Kung Fury started as a delightful mash-up of everything you’d get by mashing up “The 80s” if you weren’t actually alive then. Neon, computer hacking, barbarian women with Vulcan mini-cannons, and obviously, Kung Fu.
Arcade games were part of that, too, and now Kung Fury: Street Rage – Ultimate Edition comes to the Switch as a set of (very) simple brawlers that harken back to the days of plopping tokens into cabinets at Bally’s Aladdin’s Castle.
I say “very simple” because while you have a choice of four characters how have styles, the play is exactly the same for all; 8 bit enemies rush at you, and—using Left or Right—you have to time your attacks to take them down. There’s no jump, no power ups, no pieces of meat to eat to restore your health (yum!), just waves of thugs whom you can take down. Mistime your attack and you’ll lose a heart. Lose three hearts, and it’s game over.

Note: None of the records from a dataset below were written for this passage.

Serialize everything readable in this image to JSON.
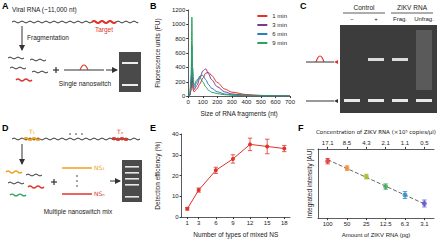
{
  "panel_labels": [
    "A",
    "B",
    "C",
    "D",
    "E",
    "F"
  ],
  "diagram_a": {
    "title": "Viral RNA (~11,000 nt)",
    "target": "Target",
    "step": "Fragmentation",
    "probe": "Single nanoswitch"
  },
  "gel_c": {
    "groups": [
      {
        "label": "Control",
        "lanes": [
          "−",
          "+"
        ]
      },
      {
        "label": "ZIKV RNA",
        "lanes": [
          "Frag.",
          "Unfrag."
        ]
      }
    ]
  },
  "diagram_d": {
    "targets": [
      "T₁",
      "Tₙ"
    ],
    "switches": [
      "NS₁",
      "NSₙ"
    ],
    "mix": "Multiple nanoswitch mix"
  },
  "chart_data": [
    {
      "type": "line",
      "x": [
        0,
        10,
        20,
        25,
        30,
        40,
        60,
        80,
        100,
        120,
        140,
        160,
        200,
        250,
        300,
        400,
        500,
        600,
        700
      ],
      "series": [
        {
          "name": "1 min",
          "color": "#e0332a",
          "values": [
            0,
            8,
            80,
            250,
            110,
            60,
            100,
            170,
            250,
            320,
            330,
            290,
            190,
            100,
            55,
            22,
            10,
            5,
            3
          ]
        },
        {
          "name": "3 min",
          "color": "#7a3b8f",
          "values": [
            0,
            10,
            120,
            400,
            180,
            90,
            150,
            250,
            350,
            380,
            310,
            230,
            130,
            60,
            30,
            12,
            6,
            3,
            2
          ]
        },
        {
          "name": "6 min",
          "color": "#2c7fb8",
          "values": [
            0,
            15,
            200,
            700,
            280,
            120,
            200,
            280,
            290,
            230,
            160,
            110,
            60,
            30,
            18,
            8,
            4,
            2,
            1
          ]
        },
        {
          "name": "9 min",
          "color": "#2ca25f",
          "values": [
            0,
            20,
            300,
            1100,
            400,
            150,
            230,
            260,
            200,
            130,
            80,
            55,
            35,
            20,
            12,
            5,
            3,
            2,
            1
          ]
        }
      ],
      "xlabel": "Size of RNA fragments (nt)",
      "ylabel": "Fluorescence units (FU)",
      "xlim": [
        0,
        700
      ],
      "xticks": [
        0,
        100,
        200,
        300,
        400,
        500,
        600,
        700
      ],
      "ylim": [
        0,
        1200
      ],
      "yticks": [
        0,
        200,
        400,
        600,
        800,
        1000,
        1200
      ],
      "legend": "top-right",
      "grid": false
    },
    {
      "type": "line",
      "x": [
        1,
        3,
        6,
        9,
        12,
        15,
        18
      ],
      "values": [
        4,
        13,
        22.5,
        28,
        35,
        34,
        33
      ],
      "errors": [
        0.6,
        1,
        1.5,
        2,
        3,
        3.5,
        1.5
      ],
      "color": "#e0332a",
      "marker": "circle",
      "xlabel": "Number of types of mixed NS",
      "ylabel": "Detection efficiency (%)",
      "xlim": [
        0,
        19
      ],
      "xticks": [
        1,
        3,
        6,
        9,
        12,
        15,
        18
      ],
      "ylim": [
        0,
        40
      ],
      "yticks": [
        0,
        10,
        20,
        30,
        40
      ],
      "grid": false
    },
    {
      "type": "scatter",
      "categories": [
        "100",
        "50",
        "25",
        "12.5",
        "6.3",
        "3.1"
      ],
      "values": [
        1480,
        1300,
        1080,
        820,
        600,
        380
      ],
      "errors": [
        70,
        60,
        60,
        70,
        90,
        90
      ],
      "colors": [
        "#e3342f",
        "#f28c28",
        "#a8b820",
        "#3aa655",
        "#2b8cc4",
        "#5a4fcf"
      ],
      "fit": {
        "values": [
          1520,
          1290,
          1060,
          830,
          600,
          370
        ],
        "color": "#666666",
        "line_style": "dashed"
      },
      "xlabel": "Amount of ZIKV RNA (pg)",
      "x2label": "Concentration of ZIKV RNA (×10⁵ copies/μl)",
      "x2categories": [
        "17.1",
        "8.5",
        "4.3",
        "2.1",
        "1.1",
        "0.5"
      ],
      "ylabel": "Integrated intensity [AU]",
      "ylim": [
        0,
        1800
      ],
      "tick_labels": "x",
      "grid": false
    }
  ]
}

Even though it resembles a Double Dragon type game, your movements in Kung Fury are literally limited to attacking left and right. You can move only by making an attack, which may briefly take you out of an enemy’s attack zone, but that’s it.
The Ultimate Edition is divided into four modes: a tutorial, then Kung Fury: Street Rage (an endless brawler), Kung Fury: the Arcade Strikes Back (a single player “story” mode with multiple levels) and Kung Fury: A Day at the Beach (story mode with a 2-player option).
Despite the simplicity of the gameplay, it is quite challenging, especially in the final waves where enemies swarm you and choosing which to attack is crucial to victory.
There’s no great deal of difference in the versions of the game, and the story consists simply of going to a different location and beating people up. But it’s an entertaining enough diversion, which is also how I’d review the original film.
Review: Kung Fury: Street Rage – Ultimate Edition (Nintendo Switch)
The action in Kung Fury: Street Rage – Ultimate Edition is as basic as can be for an ’80s-inspired arcade brawler, but it captures the tone of the source material (not to mention many of the characters) in a manner that’ll please fans of the original short film.